Старушка вытянула обе руки, пальцы были желтые, узловатые, скрюченные.

— А у вас кто, мальчик, девочка?

— Да разве не видно? — улыбнулась старушка. — У тебя одеяльце синее, мальчиковое, а у меня… о, господи, и что за напасть в моем доме, идут одни правнучки… Да, вот, прабабка я. Ну-ну, маленький, ну, хватит буянить, хватит, — стала увещевать она сына, все еще покачивая коляску. — Девчонки спокойнее намного, — добавила старушка. — И потом, примета хорошая: когда много девочек родится, значит войны не будет. Это понятно. С мальчишками сладу нет, а хотелось бы их понянчить. Люблю, да вот бог не дает… Был у меня внучек, вторым родился, пожил-пожил недолго да и помер, перенянчила я его, а может, и родился не жильцом… хорошая повитуха сразу видит, будет жить или нет, про моего сразу сказала… Дай-ка на твоего взглянуть. Дай.

Петр поостерегся:

— Не стоит. Кажется, заснул он… Парень как парень…

— Ты не бойся меня, я с добром, не сглажу, мой глаз не смертный, не завистливый, всю жизнь прожила своим довольством, чужого не надо. Даже когда не одну тысячу нашла на дороге — вернула по назначению.

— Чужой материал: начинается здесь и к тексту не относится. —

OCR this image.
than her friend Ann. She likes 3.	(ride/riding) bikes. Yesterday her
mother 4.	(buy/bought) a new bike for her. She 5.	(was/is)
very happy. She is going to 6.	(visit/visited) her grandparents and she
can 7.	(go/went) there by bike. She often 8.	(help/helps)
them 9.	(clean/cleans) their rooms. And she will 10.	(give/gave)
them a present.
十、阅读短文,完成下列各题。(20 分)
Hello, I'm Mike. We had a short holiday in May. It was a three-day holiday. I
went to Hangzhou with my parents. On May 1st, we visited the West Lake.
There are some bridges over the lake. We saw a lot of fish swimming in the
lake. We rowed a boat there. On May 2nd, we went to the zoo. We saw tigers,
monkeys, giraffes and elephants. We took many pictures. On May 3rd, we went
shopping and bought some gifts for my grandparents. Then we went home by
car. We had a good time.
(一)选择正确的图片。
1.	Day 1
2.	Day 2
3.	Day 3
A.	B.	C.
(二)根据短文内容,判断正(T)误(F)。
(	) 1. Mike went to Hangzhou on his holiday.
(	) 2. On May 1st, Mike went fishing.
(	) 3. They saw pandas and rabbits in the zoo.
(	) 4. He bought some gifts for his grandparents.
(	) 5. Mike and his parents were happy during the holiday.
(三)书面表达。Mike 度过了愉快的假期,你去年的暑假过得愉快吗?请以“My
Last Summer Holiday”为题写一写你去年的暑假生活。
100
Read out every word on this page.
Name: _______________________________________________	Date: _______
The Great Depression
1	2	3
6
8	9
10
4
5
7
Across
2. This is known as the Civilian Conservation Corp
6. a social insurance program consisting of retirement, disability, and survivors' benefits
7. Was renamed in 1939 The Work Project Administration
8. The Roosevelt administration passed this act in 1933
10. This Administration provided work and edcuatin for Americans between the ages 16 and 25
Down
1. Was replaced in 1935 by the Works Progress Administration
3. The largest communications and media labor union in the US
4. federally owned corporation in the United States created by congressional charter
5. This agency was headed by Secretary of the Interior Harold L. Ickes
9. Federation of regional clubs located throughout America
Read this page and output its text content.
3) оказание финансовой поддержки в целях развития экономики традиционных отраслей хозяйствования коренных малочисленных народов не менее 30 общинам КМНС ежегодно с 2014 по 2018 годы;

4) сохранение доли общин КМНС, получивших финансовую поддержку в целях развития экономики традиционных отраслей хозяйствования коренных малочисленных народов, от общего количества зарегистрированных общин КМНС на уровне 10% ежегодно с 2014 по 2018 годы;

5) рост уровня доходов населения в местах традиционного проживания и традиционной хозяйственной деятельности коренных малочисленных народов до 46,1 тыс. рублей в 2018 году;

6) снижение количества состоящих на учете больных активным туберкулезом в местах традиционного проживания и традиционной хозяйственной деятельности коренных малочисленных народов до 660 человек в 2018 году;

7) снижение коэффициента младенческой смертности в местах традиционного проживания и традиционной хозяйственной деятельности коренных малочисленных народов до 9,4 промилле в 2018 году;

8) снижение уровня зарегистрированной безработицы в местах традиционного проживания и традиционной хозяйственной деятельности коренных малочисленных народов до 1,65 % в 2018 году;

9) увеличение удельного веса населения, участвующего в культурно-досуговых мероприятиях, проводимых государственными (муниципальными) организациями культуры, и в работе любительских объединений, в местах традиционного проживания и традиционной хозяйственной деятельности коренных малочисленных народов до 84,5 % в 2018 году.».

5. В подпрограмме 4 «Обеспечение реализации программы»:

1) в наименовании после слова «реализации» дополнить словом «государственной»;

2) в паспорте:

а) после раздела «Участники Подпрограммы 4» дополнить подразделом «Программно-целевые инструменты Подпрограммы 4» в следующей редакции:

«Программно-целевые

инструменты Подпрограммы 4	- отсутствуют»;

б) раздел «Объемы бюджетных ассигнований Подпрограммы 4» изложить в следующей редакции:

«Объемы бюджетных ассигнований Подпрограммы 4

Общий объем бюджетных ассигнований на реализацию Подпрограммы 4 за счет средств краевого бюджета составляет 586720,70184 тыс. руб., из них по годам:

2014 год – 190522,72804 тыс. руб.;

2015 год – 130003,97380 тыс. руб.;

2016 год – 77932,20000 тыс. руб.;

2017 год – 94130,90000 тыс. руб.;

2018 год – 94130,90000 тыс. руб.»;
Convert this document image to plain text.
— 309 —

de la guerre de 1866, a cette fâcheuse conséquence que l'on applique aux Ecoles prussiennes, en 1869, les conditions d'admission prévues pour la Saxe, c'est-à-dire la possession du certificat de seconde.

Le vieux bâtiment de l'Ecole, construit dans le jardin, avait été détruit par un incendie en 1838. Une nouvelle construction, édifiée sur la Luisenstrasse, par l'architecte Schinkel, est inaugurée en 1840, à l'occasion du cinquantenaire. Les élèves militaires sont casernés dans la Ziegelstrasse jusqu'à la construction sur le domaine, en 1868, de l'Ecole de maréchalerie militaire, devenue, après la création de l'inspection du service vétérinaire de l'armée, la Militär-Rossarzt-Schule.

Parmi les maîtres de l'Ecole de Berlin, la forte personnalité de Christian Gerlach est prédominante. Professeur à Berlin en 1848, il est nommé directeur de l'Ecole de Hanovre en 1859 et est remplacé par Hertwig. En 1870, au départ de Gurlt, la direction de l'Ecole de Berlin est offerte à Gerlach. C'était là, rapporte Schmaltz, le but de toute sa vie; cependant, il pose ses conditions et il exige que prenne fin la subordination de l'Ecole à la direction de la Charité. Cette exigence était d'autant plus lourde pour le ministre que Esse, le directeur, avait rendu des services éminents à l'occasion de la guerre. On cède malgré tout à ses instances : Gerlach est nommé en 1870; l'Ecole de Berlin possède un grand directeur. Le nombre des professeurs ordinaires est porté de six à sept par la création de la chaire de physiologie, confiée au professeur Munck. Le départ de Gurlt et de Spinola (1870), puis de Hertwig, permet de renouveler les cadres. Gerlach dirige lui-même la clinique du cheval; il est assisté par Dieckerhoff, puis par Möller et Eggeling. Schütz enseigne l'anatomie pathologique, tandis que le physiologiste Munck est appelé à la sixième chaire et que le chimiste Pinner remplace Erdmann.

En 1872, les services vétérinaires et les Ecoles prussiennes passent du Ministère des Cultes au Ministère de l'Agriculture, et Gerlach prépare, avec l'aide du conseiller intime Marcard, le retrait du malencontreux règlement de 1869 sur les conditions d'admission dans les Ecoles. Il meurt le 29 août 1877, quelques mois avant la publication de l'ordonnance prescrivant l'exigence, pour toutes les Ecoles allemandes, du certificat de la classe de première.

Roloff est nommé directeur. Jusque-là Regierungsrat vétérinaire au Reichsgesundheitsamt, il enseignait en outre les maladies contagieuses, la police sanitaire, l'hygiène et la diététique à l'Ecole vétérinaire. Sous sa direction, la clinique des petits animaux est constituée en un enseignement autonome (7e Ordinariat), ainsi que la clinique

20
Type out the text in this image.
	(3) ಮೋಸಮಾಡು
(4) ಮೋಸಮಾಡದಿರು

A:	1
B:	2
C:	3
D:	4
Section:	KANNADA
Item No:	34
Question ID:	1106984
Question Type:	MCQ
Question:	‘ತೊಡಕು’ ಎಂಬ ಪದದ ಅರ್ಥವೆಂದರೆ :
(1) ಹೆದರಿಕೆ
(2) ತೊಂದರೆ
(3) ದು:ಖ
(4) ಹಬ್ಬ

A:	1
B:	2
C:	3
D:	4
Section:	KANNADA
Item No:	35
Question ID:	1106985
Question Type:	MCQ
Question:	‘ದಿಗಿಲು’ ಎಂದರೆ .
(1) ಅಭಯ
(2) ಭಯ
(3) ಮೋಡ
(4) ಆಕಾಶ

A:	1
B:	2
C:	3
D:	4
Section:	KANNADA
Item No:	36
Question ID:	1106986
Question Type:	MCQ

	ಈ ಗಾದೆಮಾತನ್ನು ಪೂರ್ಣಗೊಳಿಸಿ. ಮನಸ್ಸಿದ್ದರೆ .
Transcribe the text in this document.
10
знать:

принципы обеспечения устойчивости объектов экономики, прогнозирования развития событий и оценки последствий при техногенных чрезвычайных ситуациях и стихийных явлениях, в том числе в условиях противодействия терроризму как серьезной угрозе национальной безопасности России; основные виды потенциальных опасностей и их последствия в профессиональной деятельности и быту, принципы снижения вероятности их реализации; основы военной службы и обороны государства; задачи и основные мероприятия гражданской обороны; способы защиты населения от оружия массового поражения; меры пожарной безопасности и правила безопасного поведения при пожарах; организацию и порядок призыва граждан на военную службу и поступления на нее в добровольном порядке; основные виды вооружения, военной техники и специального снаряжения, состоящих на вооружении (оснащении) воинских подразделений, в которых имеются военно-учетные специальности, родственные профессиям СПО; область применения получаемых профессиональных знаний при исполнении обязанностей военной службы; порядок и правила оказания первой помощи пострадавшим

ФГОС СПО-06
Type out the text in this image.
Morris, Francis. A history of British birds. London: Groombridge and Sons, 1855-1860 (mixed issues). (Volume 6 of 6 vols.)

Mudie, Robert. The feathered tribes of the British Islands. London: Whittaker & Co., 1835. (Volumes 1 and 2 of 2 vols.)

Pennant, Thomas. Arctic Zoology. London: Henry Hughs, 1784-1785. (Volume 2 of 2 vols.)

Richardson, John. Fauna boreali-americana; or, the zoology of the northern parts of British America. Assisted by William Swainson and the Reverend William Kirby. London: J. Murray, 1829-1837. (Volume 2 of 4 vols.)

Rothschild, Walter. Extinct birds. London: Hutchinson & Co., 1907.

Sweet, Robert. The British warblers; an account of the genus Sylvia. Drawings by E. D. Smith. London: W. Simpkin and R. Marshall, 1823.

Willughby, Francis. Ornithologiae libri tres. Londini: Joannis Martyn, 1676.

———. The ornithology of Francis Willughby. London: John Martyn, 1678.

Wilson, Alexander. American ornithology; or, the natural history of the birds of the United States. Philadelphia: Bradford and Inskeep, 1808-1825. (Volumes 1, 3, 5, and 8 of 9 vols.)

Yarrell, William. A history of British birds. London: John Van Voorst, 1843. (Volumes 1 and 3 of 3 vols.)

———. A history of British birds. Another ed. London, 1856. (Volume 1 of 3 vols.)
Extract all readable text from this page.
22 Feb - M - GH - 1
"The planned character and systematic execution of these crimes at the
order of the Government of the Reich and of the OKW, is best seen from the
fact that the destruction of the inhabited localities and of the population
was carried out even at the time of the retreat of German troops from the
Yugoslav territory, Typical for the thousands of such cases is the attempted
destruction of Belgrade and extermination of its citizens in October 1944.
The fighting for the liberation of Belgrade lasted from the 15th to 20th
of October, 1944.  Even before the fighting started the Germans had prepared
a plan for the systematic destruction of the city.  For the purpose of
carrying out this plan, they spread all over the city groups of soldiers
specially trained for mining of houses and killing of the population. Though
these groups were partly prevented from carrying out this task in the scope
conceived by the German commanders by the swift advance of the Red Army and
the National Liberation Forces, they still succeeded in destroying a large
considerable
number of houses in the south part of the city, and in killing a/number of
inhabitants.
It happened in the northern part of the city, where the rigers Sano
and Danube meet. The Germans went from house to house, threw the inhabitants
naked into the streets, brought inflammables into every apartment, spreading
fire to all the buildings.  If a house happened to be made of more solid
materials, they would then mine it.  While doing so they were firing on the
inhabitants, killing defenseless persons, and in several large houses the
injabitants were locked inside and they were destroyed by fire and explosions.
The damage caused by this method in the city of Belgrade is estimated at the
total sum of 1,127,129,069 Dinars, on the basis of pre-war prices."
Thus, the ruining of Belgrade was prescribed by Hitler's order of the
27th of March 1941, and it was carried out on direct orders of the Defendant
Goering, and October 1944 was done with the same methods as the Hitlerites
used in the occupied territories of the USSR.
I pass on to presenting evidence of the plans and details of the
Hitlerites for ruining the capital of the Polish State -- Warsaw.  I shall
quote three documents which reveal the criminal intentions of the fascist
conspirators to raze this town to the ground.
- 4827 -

И, словно бы усомнившись, что Петр поверил ей, посмотрела на него внимательно, стала рассказывать:

— На перроне, на вокзале потеряла одна растеряха все свои денежки в узелочке, потеряла она от суеты, видать, от усталости, оттого, что долго их берегла пуще глаза, — выпал узелочек из потайного места. Я и подняла невзначай, разворачиваю, а там сотенные да полусотенные, так и обомлела от страха. Испугалась, а как тут не испугаться — такие деньги, да в самое голодущее время… Слышу, воет кто-то, плачет навзрыд и причитает: «Ой, денежки мои, денежки мои кровные!..» И баба такая невидная, из села, в платочке, с котомкой на плече, — воет, сил нет. «Твои, что ли, денежки-то?» — говорю. «А то чьи же, господи! Дом продала, корову, все-все продала!» Упала она к моим ногам, землю целует. Подняла я ее, обнялись мы и давай реветь вместе, как сестры, будто нашли друг друга после большой беды. На сердце стало легко, выплакались всласть, она про свое, а я про свое… Тоже было про что плакать. Троих сыновей война забрала. Троих сыновей, один к одному… Первенец Володя в танке сгорел, Александра моего, гармониста, в небе подбили, а Колюша пошел на казнь — измучили, изломали, а потом сожгли его при всем народе в Белоруссии за партизанство… Смолчал, вытерпел, а ведь, бывало, чуть что — «мам, меня Вовка ударил…».

И потемнели ее глаза, покраснели, но она не расплакалась, справилась со слезами, с памятью о прошлом, даже улыбнулась Петру, будто извиняясь за невольную свою слабость. А он повторил в памяти имена: «Александр, Владимир, Николай…»

— Теперь уж вон сколько лет минуло, как пришла победа. Слава богу, мир да покой. Теперь детишек надо всяких рожать, и мужичков и девок, а то вон поют, что на десять девчонок по статистике только девять ребят. Это плохо. Каждой бабе нужна своя хорошая доля. Моя дочь плохо живет, от разных рожала… время было солдатское, сверстников повыбило, что поделаешь. А у тебя как с женой?